Gujarat: Recently, the Gujarat High Court dismissed a habeas corpus petition against the self-proclaimed spiritual Guru Swami Nithyananda on 2 February. The petition accused him of abducting children and forcing them to solicit donations from his followers to support his ashram. However, the case was closed after the children involved presented evidence through a video call, affirming that they had not been forced into these actions by anyone.
Background
The petitioner approached the Gujarat High Court with a plea for the custody of their two daughters, reportedly under unlawful detention at a facility operated by the controversial Guru, Swami Nithyananda. The parents discovered that their daughters had been transferred to Yogini Sarvagyapeetham, located within the Delhi Public School campus in Ahmedabad, part of Nithyananda Dhyanpeetham’s network.

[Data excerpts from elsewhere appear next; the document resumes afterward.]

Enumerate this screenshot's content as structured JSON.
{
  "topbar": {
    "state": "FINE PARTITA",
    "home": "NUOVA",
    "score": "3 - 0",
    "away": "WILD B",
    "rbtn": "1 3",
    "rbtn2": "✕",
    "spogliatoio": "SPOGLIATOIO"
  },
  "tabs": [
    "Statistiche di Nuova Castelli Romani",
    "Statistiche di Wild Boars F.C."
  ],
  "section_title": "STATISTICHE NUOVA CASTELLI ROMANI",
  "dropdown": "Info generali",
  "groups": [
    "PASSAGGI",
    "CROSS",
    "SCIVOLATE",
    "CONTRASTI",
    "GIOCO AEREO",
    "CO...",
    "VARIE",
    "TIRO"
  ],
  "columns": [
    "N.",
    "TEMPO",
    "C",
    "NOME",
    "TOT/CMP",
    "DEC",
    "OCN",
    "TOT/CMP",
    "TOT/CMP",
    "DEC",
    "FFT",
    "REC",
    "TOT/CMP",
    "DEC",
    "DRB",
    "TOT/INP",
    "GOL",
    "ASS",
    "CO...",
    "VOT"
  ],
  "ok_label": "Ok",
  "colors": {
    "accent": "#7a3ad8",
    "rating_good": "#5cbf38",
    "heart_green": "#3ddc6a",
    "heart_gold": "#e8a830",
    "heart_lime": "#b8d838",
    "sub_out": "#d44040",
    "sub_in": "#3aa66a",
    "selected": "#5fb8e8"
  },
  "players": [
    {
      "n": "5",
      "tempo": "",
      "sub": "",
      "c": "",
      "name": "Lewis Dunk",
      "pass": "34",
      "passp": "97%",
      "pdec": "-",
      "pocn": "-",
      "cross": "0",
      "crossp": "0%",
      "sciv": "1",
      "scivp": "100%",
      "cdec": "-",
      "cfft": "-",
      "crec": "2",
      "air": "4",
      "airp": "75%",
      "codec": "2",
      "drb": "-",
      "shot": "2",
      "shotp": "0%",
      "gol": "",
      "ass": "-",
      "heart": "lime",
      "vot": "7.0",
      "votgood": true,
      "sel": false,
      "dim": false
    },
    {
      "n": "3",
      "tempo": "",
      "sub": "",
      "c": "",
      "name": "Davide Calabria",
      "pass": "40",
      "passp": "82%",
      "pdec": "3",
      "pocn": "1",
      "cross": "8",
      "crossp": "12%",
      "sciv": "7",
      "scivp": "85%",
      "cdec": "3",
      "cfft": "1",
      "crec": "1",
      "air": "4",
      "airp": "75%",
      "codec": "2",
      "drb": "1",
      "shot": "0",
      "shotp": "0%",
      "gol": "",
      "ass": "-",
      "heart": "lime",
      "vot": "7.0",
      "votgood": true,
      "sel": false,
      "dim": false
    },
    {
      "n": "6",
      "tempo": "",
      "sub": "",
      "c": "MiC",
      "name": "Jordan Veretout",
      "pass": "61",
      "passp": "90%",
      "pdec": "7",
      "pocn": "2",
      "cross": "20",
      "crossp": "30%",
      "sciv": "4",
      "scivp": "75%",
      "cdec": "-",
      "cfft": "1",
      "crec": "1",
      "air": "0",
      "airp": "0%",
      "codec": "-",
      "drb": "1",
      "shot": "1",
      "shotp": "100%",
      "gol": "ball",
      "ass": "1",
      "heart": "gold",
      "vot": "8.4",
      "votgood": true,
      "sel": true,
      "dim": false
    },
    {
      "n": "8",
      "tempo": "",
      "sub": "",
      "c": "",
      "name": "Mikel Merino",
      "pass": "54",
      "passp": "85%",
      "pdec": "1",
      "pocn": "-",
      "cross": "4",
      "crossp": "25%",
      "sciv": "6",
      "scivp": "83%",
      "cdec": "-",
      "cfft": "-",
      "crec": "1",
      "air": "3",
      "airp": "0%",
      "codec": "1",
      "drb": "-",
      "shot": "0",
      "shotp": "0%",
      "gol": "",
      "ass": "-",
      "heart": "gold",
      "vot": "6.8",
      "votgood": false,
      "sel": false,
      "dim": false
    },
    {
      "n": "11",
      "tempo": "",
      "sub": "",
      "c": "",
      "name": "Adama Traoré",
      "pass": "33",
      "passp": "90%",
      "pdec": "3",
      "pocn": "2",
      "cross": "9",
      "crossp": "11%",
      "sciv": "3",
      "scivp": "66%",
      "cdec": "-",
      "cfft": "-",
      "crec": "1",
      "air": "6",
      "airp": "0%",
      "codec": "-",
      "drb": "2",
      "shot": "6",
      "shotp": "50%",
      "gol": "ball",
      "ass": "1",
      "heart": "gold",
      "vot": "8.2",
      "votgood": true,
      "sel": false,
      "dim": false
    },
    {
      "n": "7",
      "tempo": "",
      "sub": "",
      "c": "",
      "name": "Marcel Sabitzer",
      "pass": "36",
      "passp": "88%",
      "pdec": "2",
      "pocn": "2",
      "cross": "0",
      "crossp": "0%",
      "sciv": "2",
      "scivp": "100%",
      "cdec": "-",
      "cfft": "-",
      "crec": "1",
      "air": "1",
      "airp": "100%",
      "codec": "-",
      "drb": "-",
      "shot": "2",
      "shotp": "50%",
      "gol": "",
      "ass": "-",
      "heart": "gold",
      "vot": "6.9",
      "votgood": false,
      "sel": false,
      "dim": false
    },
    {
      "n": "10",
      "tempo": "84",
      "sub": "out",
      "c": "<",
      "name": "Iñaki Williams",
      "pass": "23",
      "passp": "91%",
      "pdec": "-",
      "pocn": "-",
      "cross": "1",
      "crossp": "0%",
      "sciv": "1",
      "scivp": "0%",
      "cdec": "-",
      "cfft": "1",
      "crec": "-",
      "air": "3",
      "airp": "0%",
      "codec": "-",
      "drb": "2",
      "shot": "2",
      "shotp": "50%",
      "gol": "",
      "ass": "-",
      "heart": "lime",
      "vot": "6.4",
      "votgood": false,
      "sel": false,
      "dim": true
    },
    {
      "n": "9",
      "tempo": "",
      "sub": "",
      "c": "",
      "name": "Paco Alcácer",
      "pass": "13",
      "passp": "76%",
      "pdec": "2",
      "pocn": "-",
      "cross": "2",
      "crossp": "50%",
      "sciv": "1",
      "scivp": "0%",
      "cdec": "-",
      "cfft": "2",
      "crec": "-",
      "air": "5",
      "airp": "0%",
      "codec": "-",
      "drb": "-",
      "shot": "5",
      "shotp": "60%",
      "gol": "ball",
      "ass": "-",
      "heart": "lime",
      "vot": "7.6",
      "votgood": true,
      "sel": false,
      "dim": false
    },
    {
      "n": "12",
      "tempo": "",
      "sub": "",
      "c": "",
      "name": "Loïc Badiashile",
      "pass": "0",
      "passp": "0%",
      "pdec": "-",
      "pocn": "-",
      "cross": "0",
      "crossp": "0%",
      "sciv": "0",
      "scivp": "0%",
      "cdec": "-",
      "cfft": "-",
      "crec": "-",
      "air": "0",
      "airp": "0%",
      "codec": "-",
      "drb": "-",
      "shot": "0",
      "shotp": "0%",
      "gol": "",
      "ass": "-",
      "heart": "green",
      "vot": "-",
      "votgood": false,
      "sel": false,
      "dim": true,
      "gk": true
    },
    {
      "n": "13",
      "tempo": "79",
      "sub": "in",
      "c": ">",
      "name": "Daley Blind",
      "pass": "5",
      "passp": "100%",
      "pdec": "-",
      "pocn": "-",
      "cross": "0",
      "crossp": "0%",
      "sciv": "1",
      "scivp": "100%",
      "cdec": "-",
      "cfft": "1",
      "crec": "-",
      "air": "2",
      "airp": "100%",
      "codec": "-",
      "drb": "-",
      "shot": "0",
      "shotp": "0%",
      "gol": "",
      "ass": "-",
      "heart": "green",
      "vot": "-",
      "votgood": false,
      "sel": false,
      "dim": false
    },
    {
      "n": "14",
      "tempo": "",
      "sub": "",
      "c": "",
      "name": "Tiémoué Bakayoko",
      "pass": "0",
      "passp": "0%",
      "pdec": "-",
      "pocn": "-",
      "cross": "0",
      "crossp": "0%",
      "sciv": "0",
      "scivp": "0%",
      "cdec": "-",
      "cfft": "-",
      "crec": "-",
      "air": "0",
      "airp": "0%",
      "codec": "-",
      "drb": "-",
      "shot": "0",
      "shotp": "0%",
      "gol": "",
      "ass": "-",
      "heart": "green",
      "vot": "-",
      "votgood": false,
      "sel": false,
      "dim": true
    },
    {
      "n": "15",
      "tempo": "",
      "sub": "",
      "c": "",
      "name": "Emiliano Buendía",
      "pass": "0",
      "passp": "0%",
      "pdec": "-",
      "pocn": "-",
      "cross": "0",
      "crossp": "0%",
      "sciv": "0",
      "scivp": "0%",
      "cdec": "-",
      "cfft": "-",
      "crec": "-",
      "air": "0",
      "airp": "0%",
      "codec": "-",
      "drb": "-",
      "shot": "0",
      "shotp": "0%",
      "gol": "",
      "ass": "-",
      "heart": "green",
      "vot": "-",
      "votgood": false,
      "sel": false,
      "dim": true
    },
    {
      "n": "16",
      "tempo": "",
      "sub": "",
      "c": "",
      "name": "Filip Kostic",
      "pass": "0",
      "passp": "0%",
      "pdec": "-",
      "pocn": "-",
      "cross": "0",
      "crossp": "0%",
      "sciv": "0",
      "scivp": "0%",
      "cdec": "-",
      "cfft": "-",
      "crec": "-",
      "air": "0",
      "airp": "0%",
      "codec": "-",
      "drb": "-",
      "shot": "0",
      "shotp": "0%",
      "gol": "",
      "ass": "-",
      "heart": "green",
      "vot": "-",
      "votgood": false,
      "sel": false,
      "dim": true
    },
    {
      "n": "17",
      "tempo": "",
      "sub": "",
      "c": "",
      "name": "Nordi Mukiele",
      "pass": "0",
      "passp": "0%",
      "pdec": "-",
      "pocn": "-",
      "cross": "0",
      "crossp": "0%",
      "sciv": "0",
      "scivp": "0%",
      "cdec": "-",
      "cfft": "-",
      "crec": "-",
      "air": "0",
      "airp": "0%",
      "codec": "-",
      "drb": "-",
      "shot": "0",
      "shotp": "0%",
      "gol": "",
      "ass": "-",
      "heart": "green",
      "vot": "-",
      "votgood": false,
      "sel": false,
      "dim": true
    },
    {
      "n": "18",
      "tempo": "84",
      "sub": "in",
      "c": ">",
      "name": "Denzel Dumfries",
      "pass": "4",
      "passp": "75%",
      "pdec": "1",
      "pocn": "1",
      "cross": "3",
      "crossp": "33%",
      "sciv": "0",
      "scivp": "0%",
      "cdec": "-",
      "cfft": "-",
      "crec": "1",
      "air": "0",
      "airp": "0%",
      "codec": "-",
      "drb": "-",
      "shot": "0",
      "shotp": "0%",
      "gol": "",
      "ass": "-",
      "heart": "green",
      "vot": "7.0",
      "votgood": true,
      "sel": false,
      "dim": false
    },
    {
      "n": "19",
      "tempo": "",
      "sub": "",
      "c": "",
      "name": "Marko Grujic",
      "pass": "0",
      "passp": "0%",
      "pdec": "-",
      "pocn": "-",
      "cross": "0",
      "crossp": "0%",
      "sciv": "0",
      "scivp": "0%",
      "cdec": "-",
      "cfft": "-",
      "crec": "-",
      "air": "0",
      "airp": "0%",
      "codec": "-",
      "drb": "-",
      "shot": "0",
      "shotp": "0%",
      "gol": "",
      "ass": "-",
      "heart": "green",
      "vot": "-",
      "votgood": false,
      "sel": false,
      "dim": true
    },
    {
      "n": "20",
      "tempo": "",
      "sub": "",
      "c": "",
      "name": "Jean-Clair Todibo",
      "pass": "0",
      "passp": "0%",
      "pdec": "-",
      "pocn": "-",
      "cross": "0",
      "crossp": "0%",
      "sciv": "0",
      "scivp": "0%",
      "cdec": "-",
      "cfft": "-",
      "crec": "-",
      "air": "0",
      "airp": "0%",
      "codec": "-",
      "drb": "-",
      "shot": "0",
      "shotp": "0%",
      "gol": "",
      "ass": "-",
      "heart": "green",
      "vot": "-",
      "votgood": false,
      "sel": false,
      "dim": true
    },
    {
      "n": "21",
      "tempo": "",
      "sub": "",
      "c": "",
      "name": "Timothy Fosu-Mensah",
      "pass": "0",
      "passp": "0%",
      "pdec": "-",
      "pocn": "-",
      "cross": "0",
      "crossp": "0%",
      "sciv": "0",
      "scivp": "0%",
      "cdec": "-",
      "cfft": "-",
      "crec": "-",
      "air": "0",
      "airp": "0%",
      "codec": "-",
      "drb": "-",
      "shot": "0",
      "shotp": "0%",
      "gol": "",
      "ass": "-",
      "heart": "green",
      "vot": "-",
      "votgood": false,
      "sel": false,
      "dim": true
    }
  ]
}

Despite their efforts to reconnect with their daughters, the institute’s officials allegedly denied them access, prompting the couple to involve the police. Their intervention enabled the retrieval of their two younger daughters from the facility. However, their adult daughters, Lopamudra Janardhana Sharma, aged 21, and Nandhita, aged 18, chose not to leave with them, the legal filing states.
The petitioner further claims that the couple’s minor children were held against their will for over two weeks, subjected to sleep deprivation among other grievances, leading to the filing of an FIR against the institution’s officials. The Sharmas are now urging the High Court to order law enforcement and the institute to present their daughters in court and restore their parental custody, alleging the young women are in “wrongful confinement.“
In November 2019, Janardhana Sharma filed a petition claiming his daughters, Lopamudra (also known as Tatvapriya) and Nandhitha (also known as Nityanandita), were held in unlawful detention at the Ahmedabad ashram of the self-proclaimed spiritual leader Nithyananda. Following Nithyananda’s escape from India, it was alleged that the two were forcibly taken abroad. They were eventually found in Jamaica, leading their father to request their return.